As Republicans advance their campaign to roll back the Affordable Care Act, the Senate this week voted by a slim margin to begin debating legislation to repeal and potentially replace large sections of the 2010 law. This week, members of the Los Angeles County Board of Supervisors accused legislators of playing with people’s lives and failing to seek input from those charged with providing care.
Supervisor Mark Ridley-Thomas said healthcare was a critical focus of a meeting last weekend of the National Association of Counties.
“The healthcare debate should be about improving outcomes and not just a budget exercise,” Ridley-Thomas said, citing broad consensus among county officials nationwide, without regard to partisan politics.

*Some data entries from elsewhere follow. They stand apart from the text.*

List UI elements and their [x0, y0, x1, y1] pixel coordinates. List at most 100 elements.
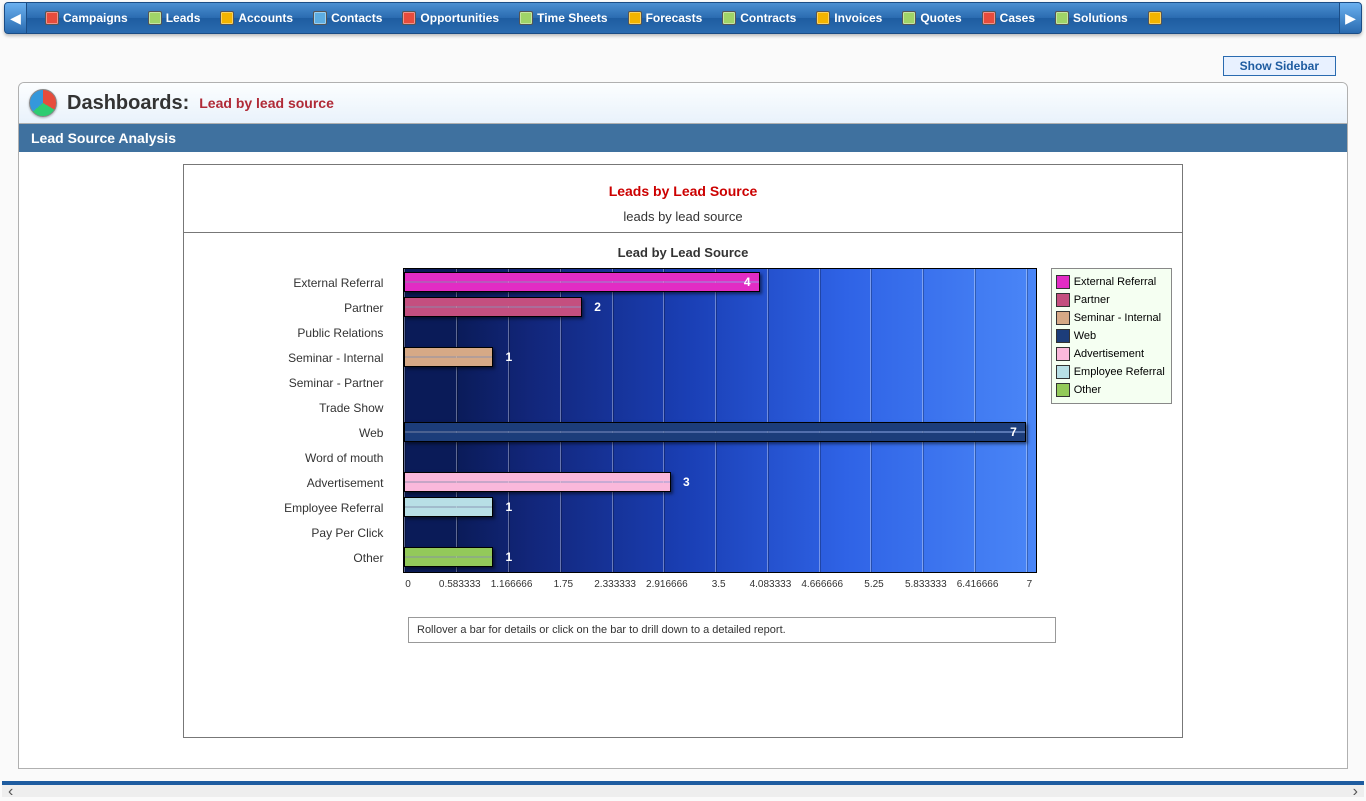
legend-item[interactable]: Employee Referral: [1054, 363, 1169, 381]
legend-item[interactable]: Web: [1054, 327, 1169, 345]
chart-x-tick: 1.166666: [491, 579, 533, 590]
bulb-icon: [1055, 11, 1069, 25]
tag-icon: [902, 11, 916, 25]
nav-forecasts[interactable]: Forecasts: [618, 2, 713, 34]
chart-y-label: Web: [194, 421, 389, 446]
legend-label: Employee Referral: [1074, 366, 1165, 378]
card-icon: [313, 11, 327, 25]
nav-scroll-left[interactable]: ◀: [5, 3, 27, 33]
legend-label: Seminar - Internal: [1074, 312, 1161, 324]
chart-bar-value: 3: [683, 475, 690, 489]
nav-opportunities[interactable]: Opportunities: [392, 2, 509, 34]
nav-cases[interactable]: Cases: [972, 2, 1045, 34]
nav-label: Cases: [1000, 11, 1035, 25]
chart-x-tick: 4.666666: [801, 579, 843, 590]
legend-swatch: [1056, 329, 1070, 343]
card-body: Leads by Lead Source leads by lead sourc…: [19, 152, 1347, 768]
legend-swatch: [1056, 365, 1070, 379]
dashboard-icon: [29, 89, 57, 117]
chart-bar[interactable]: 4: [404, 272, 759, 292]
chart-x-axis-ticks: 00.5833331.1666661.752.3333332.9166663.5…: [408, 579, 1056, 593]
nav-quotes[interactable]: Quotes: [892, 2, 971, 34]
chart-area: Lead by Lead Source External ReferralPar…: [184, 233, 1182, 737]
hammer-icon: [519, 11, 533, 25]
chart-x-tick: 4.083333: [750, 579, 792, 590]
chart-gridline: [1026, 269, 1027, 572]
person-icon: [148, 11, 162, 25]
legend-label: Advertisement: [1074, 348, 1144, 360]
chart-y-axis-labels: External ReferralPartnerPublic Relations…: [194, 268, 389, 573]
chart-y-label: External Referral: [194, 271, 389, 296]
show-sidebar-button[interactable]: Show Sidebar: [1223, 56, 1336, 76]
chart-bar[interactable]: 3: [404, 472, 670, 492]
chart-x-tick: 2.916666: [646, 579, 688, 590]
legend-swatch: [1056, 347, 1070, 361]
chart-y-label: Employee Referral: [194, 496, 389, 521]
chart-y-label: Advertisement: [194, 471, 389, 496]
chart-bar-value: 4: [744, 275, 751, 289]
chart-bar[interactable]: 7: [404, 422, 1025, 442]
legend-swatch: [1056, 383, 1070, 397]
nav-label: Campaigns: [63, 11, 128, 25]
chart-bar-value: 7: [1010, 425, 1017, 439]
chart-icon: [628, 11, 642, 25]
nav-label: Solutions: [1073, 11, 1128, 25]
nav-label: Opportunities: [420, 11, 499, 25]
chart-plot-area: 4217311: [403, 268, 1036, 573]
chart-gridline: [922, 269, 923, 572]
chart-bar[interactable]: 1: [404, 347, 493, 367]
legend-swatch: [1056, 293, 1070, 307]
nav-label: Accounts: [238, 11, 293, 25]
top-nav: ◀ Campaigns Leads Accounts Contacts Oppo…: [4, 2, 1362, 34]
nav-label: Time Sheets: [537, 11, 607, 25]
nav-label: Invoices: [834, 11, 882, 25]
chart-legend: External Referral Partner Seminar - Intern…: [1051, 268, 1172, 404]
nav-invoices[interactable]: Invoices: [806, 2, 892, 34]
nav-label: Contacts: [331, 11, 382, 25]
chart-panel: Leads by Lead Source leads by lead sourc…: [183, 164, 1183, 738]
chart-gridline: [612, 269, 613, 572]
nav-scroll-right[interactable]: ▶: [1339, 3, 1361, 33]
nav-timesheets[interactable]: Time Sheets: [509, 2, 617, 34]
nav-accounts[interactable]: Accounts: [210, 2, 303, 34]
nav-solutions[interactable]: Solutions: [1045, 2, 1138, 34]
chart-x-tick: 6.416666: [957, 579, 999, 590]
chart-bar-value: 1: [506, 550, 513, 564]
legend-label: External Referral: [1074, 276, 1157, 288]
more-icon: [1148, 11, 1162, 25]
legend-item[interactable]: Other: [1054, 381, 1169, 399]
chart-gridline: [715, 269, 716, 572]
chart-bar-value: 2: [594, 300, 601, 314]
chart-x-tick: 0.583333: [439, 579, 481, 590]
chart-bar[interactable]: 1: [404, 497, 493, 517]
legend-item[interactable]: Seminar - Internal: [1054, 309, 1169, 327]
legend-label: Other: [1074, 384, 1102, 396]
chart-bar-value: 1: [506, 350, 513, 364]
nav-more[interactable]: [1138, 2, 1172, 34]
page-subtitle: Lead by lead source: [199, 95, 334, 111]
chart-y-label: Trade Show: [194, 396, 389, 421]
chart-top-subtitle: leads by lead source: [184, 209, 1182, 224]
nav-campaigns[interactable]: Campaigns: [35, 2, 138, 34]
chart-top-title: Leads by Lead Source: [184, 183, 1182, 199]
money-icon: [402, 11, 416, 25]
chart-bar[interactable]: 1: [404, 547, 493, 567]
pen-icon: [722, 11, 736, 25]
legend-item[interactable]: Advertisement: [1054, 345, 1169, 363]
nav-contacts[interactable]: Contacts: [303, 2, 392, 34]
nav-contracts[interactable]: Contracts: [712, 2, 806, 34]
chart-y-label: Seminar - Partner: [194, 371, 389, 396]
chart-gridline: [663, 269, 664, 572]
chart-x-tick: 2.333333: [594, 579, 636, 590]
chart-title: Lead by Lead Source: [194, 245, 1172, 260]
chart-bar[interactable]: 2: [404, 297, 582, 317]
legend-item[interactable]: External Referral: [1054, 273, 1169, 291]
horizontal-scrollbar[interactable]: [2, 781, 1364, 797]
chart-y-label: Seminar - Internal: [194, 346, 389, 371]
nav-label: Leads: [166, 11, 201, 25]
legend-swatch: [1056, 311, 1070, 325]
nav-leads[interactable]: Leads: [138, 2, 211, 34]
legend-item[interactable]: Partner: [1054, 291, 1169, 309]
legend-swatch: [1056, 275, 1070, 289]
chart-y-label: Partner: [194, 296, 389, 321]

If Obamacare is repealed, Congress will create “a massive cost shift … for counties to bear” and given its size, “Los Angeles County would be the county most adversely impacted,” Ridley-Thomas said, adding that the county could stand to lose as much as $1 billion in funding.
Supervisor Kathryn Barger, who also attended the NACO meeting and is the sole Republican on the non-partisan county board, agreed.

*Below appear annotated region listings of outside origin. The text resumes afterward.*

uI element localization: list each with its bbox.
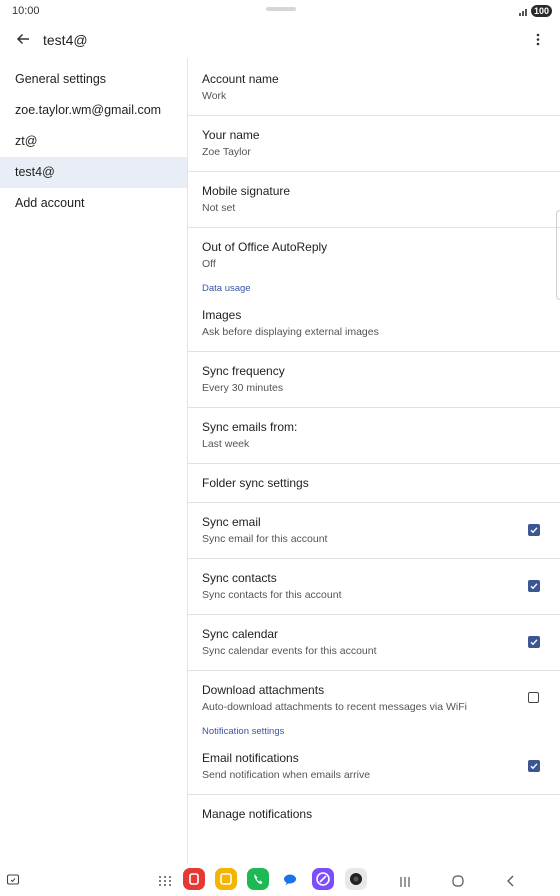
setting-title: Sync email	[202, 515, 261, 529]
sidebar-item-zt-account[interactable]: zt@	[0, 126, 187, 157]
sync-email-checkbox[interactable]	[528, 524, 540, 536]
settings-list: Account name Work Your name Zoe Taylor M…	[188, 60, 560, 833]
sync-calendar-checkbox[interactable]	[528, 636, 540, 648]
out-of-office-setting[interactable]: Out of Office AutoReply Off	[188, 228, 560, 283]
sync-calendar-setting[interactable]: Sync calendar Sync calendar events for t…	[188, 615, 560, 671]
setting-title: Images	[202, 308, 242, 322]
status-time: 10:00	[12, 5, 40, 17]
setting-value: Every 30 minutes	[202, 382, 284, 394]
app-drawer-icon[interactable]	[158, 874, 172, 892]
sidebar-item-zoe-account[interactable]: zoe.taylor.wm@gmail.com	[0, 95, 187, 126]
setting-title: Download attachments	[202, 683, 325, 697]
app-camera-icon[interactable]	[345, 868, 367, 890]
setting-value: Zoe Taylor	[202, 146, 251, 158]
sync-frequency-setting[interactable]: Sync frequency Every 30 minutes	[188, 352, 560, 408]
setting-title: Folder sync settings	[202, 476, 309, 490]
page-title: test4@	[43, 32, 88, 48]
app-purple-icon[interactable]	[312, 868, 334, 890]
back-nav-icon[interactable]	[505, 874, 517, 893]
drag-handle[interactable]	[266, 7, 296, 11]
download-attachments-setting[interactable]: Download attachments Auto-download attac…	[188, 671, 560, 726]
images-setting[interactable]: Images Ask before displaying external im…	[188, 297, 560, 352]
email-notifications-setting[interactable]: Email notifications Send notification wh…	[188, 740, 560, 795]
app-green-phone-icon[interactable]	[247, 868, 269, 890]
app-bar: test4@	[0, 26, 560, 54]
notification-settings-header: Notification settings	[202, 726, 285, 737]
setting-title: Sync calendar	[202, 627, 279, 641]
sidebar-item-add-account[interactable]: Add account	[0, 188, 187, 219]
setting-title: Manage notifications	[202, 807, 313, 821]
sync-emails-from-setting[interactable]: Sync emails from: Last week	[188, 408, 560, 464]
mobile-signature-setting[interactable]: Mobile signature Not set	[188, 172, 560, 228]
setting-title: Account name	[202, 72, 279, 86]
download-attachments-checkbox[interactable]	[528, 692, 539, 703]
app-blue-messages-icon[interactable]	[282, 872, 298, 893]
sync-contacts-setting[interactable]: Sync contacts Sync contacts for this acc…	[188, 559, 560, 615]
setting-value: Auto-download attachments to recent mess…	[202, 701, 467, 713]
setting-title: Your name	[202, 128, 260, 142]
data-usage-header: Data usage	[202, 283, 251, 294]
your-name-setting[interactable]: Your name Zoe Taylor	[188, 116, 560, 172]
setting-value: Sync email for this account	[202, 533, 328, 545]
setting-value: Ask before displaying external images	[202, 326, 379, 338]
edge-panel-handle[interactable]	[556, 210, 560, 300]
more-options-icon[interactable]	[528, 28, 548, 50]
setting-title: Sync frequency	[202, 364, 285, 378]
email-notifications-checkbox[interactable]	[528, 760, 540, 772]
setting-value: Sync contacts for this account	[202, 589, 342, 601]
screenshot-icon[interactable]	[6, 873, 20, 892]
sidebar-item-general-settings[interactable]: General settings	[0, 64, 187, 95]
sidebar: General settings zoe.taylor.wm@gmail.com…	[0, 64, 187, 219]
setting-title: Sync contacts	[202, 571, 277, 585]
setting-title: Sync emails from:	[202, 420, 298, 434]
setting-value: Send notification when emails arrive	[202, 769, 371, 781]
recents-icon[interactable]	[398, 875, 412, 893]
folder-sync-setting[interactable]: Folder sync settings	[188, 464, 560, 503]
app-red-icon[interactable]	[183, 868, 205, 890]
back-arrow-icon[interactable]	[12, 28, 34, 50]
setting-value: Sync calendar events for this account	[202, 645, 377, 657]
status-bar: 10:00 100	[0, 0, 560, 22]
setting-value: Off	[202, 258, 216, 270]
navigation-bar	[0, 864, 560, 896]
account-name-setting[interactable]: Account name Work	[188, 60, 560, 116]
sync-contacts-checkbox[interactable]	[528, 580, 540, 592]
app-yellow-icon[interactable]	[215, 868, 237, 890]
setting-title: Email notifications	[202, 751, 299, 765]
setting-title: Mobile signature	[202, 184, 291, 198]
sidebar-item-test4-account[interactable]: test4@	[0, 157, 187, 188]
setting-value: Work	[202, 90, 227, 102]
setting-title: Out of Office AutoReply	[202, 240, 328, 254]
battery-icon: 100	[531, 5, 553, 17]
manage-notifications-setting[interactable]: Manage notifications	[188, 795, 560, 833]
sync-email-setting[interactable]: Sync email Sync email for this account	[188, 503, 560, 559]
setting-value: Not set	[202, 202, 236, 214]
signal-icon	[519, 8, 529, 16]
setting-value: Last week	[202, 438, 250, 450]
home-icon[interactable]	[451, 874, 465, 893]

“It’s being done in Washington without seeking the input of the providers,” Barger said. “It’s people’s lives being played as a political pawn.”
Senate Majority Leader Mitch McConnell is pressing for a vote, though it remained unclear this morning whether senators would be asked to open debate on a replacement healthcare bill or a repeal without a ready alternative.

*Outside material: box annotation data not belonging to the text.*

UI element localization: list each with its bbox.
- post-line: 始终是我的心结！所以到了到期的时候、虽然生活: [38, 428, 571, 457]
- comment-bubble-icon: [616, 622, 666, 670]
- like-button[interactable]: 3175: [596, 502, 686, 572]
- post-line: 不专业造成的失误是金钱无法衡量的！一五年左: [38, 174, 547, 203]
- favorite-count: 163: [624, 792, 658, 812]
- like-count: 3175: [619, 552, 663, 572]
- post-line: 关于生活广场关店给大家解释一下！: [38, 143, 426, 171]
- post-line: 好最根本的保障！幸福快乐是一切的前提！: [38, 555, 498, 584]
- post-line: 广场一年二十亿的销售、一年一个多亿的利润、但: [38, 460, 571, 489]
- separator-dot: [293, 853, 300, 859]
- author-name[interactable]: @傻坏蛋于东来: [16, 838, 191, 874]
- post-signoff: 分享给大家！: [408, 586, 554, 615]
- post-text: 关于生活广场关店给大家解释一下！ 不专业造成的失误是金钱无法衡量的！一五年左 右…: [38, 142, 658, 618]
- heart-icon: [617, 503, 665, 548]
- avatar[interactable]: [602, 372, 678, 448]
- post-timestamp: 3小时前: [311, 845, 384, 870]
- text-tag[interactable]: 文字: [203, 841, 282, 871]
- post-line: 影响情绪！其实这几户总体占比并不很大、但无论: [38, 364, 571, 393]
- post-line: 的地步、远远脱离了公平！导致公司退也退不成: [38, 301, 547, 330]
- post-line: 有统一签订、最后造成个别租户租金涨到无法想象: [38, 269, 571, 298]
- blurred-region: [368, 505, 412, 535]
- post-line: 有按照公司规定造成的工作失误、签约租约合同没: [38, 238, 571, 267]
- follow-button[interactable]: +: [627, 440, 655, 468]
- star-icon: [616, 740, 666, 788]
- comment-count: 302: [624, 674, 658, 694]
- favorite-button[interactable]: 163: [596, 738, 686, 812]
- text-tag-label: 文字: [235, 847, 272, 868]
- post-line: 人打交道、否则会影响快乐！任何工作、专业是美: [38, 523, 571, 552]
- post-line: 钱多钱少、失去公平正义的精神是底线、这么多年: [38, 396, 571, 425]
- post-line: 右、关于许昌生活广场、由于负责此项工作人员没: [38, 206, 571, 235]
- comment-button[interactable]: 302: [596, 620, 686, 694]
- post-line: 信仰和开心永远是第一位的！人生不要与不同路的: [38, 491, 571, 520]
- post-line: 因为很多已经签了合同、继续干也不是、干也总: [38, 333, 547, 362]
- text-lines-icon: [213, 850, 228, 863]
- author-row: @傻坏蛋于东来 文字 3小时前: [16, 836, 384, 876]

Republicans have long sought to repeal the healthcare law, saying it has driven the cost of healthcare premiums and deductibles up to a level that many Americans can’t afford and created insurance market imbalances that cannot be sustained.
President Donald Trump pushed Congress to fulfill its pledge to repeal the ACA in a speech Monday, calling Obamacare “disastrous” and a “nightmare.”
County officials are particularly concerned about cuts to Medicaid as a result of a repeal, saying that cuts would disproportionately affect elderly and disabled individuals and take away a critical tool in fighting the opioid epidemic nationwide.
Nearly two-thirds of 2011 Medicaid expenditures benefited disabled and elderly Americans, even though they made up less than one-fourth of the program’s enrollees, according to NACO. That data predates the roll-out of the ACA, which expanded access to Medicaid.